Fiona dumped the laptop on the desk and got down on her knees to find the phone point. She was just plugging in the adapter for her modem cable when the door opened. A pair of stocky legs in trousers that strained over the thighs came towards her. Fiona leaned back so she could see the man over the desk. The sight jolted her memory. A picture formed in her mind like an image on photographic paper swimming into definition in the developer bath. A stocky man with startling red hair and a freckled face ruddy with the East Coast winds. Pale-blue eyes fringed with unusually dark lashes. A button nose and a pinched cherub’s mouth. Detective Sergeant Alexander Galloway of life Police. Instantly she was transported back a dozen years to a dark and dreary pub in St. Andrews where he’d agreed to meet for a drink so she could pick his brains about Lesley’s murder. He hadn’t been involved with the case initially, but when it had come up for review six months after the event, he’d been one of the officers assigned to it. He’d been able to tell her nothing new.

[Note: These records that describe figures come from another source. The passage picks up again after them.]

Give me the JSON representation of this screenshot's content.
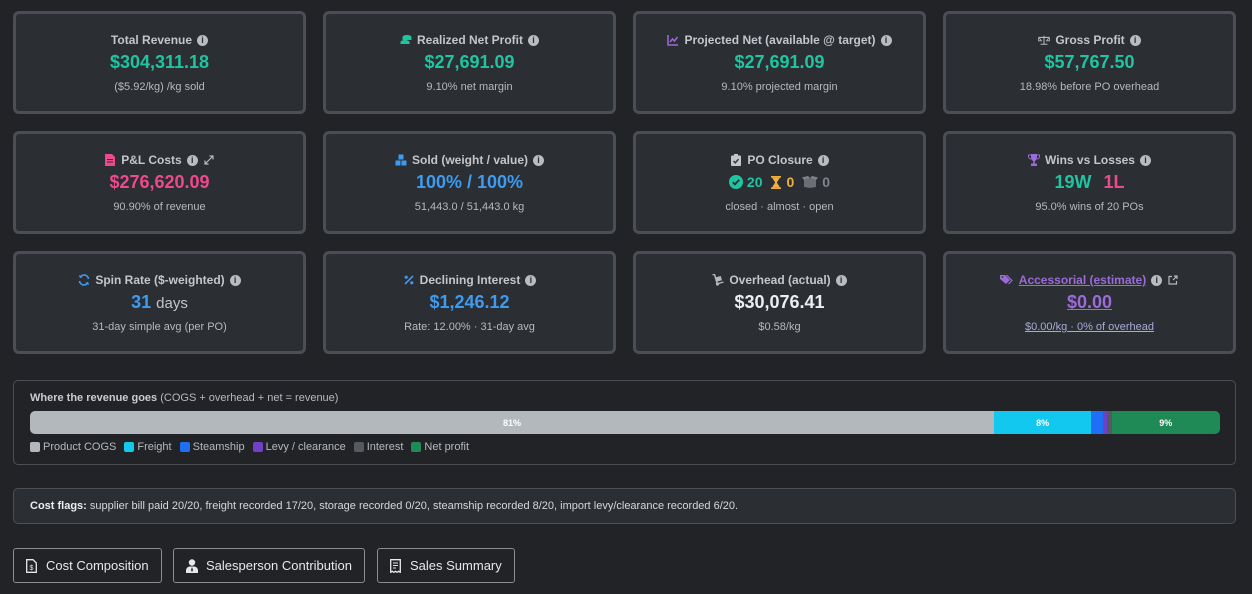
{
  "cards": {
    "total_revenue": {
      "label": "Total Revenue",
      "value": "$304,311.18",
      "sub": "($5.92/kg) /kg sold"
    },
    "realized_net": {
      "label": "Realized Net Profit",
      "value": "$27,691.09",
      "sub": "9.10% net margin"
    },
    "projected_net": {
      "label": "Projected Net (available @ target)",
      "value": "$27,691.09",
      "sub": "9.10% projected margin"
    },
    "gross_profit": {
      "label": "Gross Profit",
      "value": "$57,767.50",
      "sub": "18.98% before PO overhead"
    },
    "pl_costs": {
      "label": "P&L Costs",
      "value": "$276,620.09",
      "sub": "90.90% of revenue"
    },
    "sold": {
      "label": "Sold (weight / value)",
      "value": "100% / 100%",
      "sub": "51,443.0 / 51,443.0 kg"
    },
    "po_closure": {
      "label": "PO Closure",
      "closed": "20",
      "almost": "0",
      "open": "0",
      "sub": "closed · almost · open"
    },
    "wins_losses": {
      "label": "Wins vs Losses",
      "wins": "19W",
      "losses": "1L",
      "sub": "95.0% wins of 20 POs"
    },
    "spin_rate": {
      "label": "Spin Rate ($-weighted)",
      "value": "31",
      "unit": "days",
      "sub": "31-day simple avg (per PO)"
    },
    "declining_interest": {
      "label": "Declining Interest",
      "value": "$1,246.12",
      "sub": "Rate: 12.00% · 31-day avg"
    },
    "overhead": {
      "label": "Overhead (actual)",
      "value": "$30,076.41",
      "sub": "$0.58/kg"
    },
    "accessorial": {
      "label": "Accessorial (estimate)",
      "value": "$0.00",
      "sub": "$0.00/kg · 0% of overhead"
    }
  },
  "revenue_breakdown": {
    "title": "Where the revenue goes",
    "subtitle": "(COGS + overhead + net = revenue)",
    "segments": [
      {
        "name": "Product COGS",
        "percent": 81,
        "label": "81%",
        "color": "#b3b8bd"
      },
      {
        "name": "Freight",
        "percent": 8.2,
        "label": "8%",
        "color": "#13c8ef"
      },
      {
        "name": "Steamship",
        "percent": 1.0,
        "label": "",
        "color": "#1f6ff5"
      },
      {
        "name": "Levy / clearance",
        "percent": 0.3,
        "label": "",
        "color": "#7040c8"
      },
      {
        "name": "Interest",
        "percent": 0.4,
        "label": "",
        "color": "#565a60"
      },
      {
        "name": "Net profit",
        "percent": 9.1,
        "label": "9%",
        "color": "#1f8a56"
      }
    ]
  },
  "cost_flags": {
    "label": "Cost flags:",
    "text": "supplier bill paid 20/20, freight recorded 17/20, storage recorded 0/20, steamship recorded 8/20, import levy/clearance recorded 6/20."
  },
  "buttons": {
    "cost_composition": "Cost Composition",
    "salesperson_contribution": "Salesperson Contribution",
    "sales_summary": "Sales Summary"
  },
  "colors": {
    "green": "#20c4a0",
    "pink": "#ec4a8c",
    "blue": "#3d9bf0",
    "purple": "#9b6bd8",
    "amber": "#f0b040"
  }
}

Now she gaped in shock. She hadn’t made the connection when Duvall had explained that Detective Superintendent Sandy Galloway was the officer in charge of the inquiry into Drew Shand’s murder. But there could be no doubt. The red hair had faded to a dull gingerish grey, and his flushed face had developed a purplish tinge that would worry his GP, had he ever found time to visit the surgery. But the eyes were the same pale blue, outlined with those remarkable dark lashes. The snub nose was a Jackson Pollock of red veins, and the mouth looked more crimped with disapproval than she remembered. But then, that’s what a dozen years at the sharp end of policing would do to a man, she thought. He looked down at her and gave a little smile. “No, no, Doctor, you’ve got it all wrong. It’s us that are on our knees to you this time,” he said genially.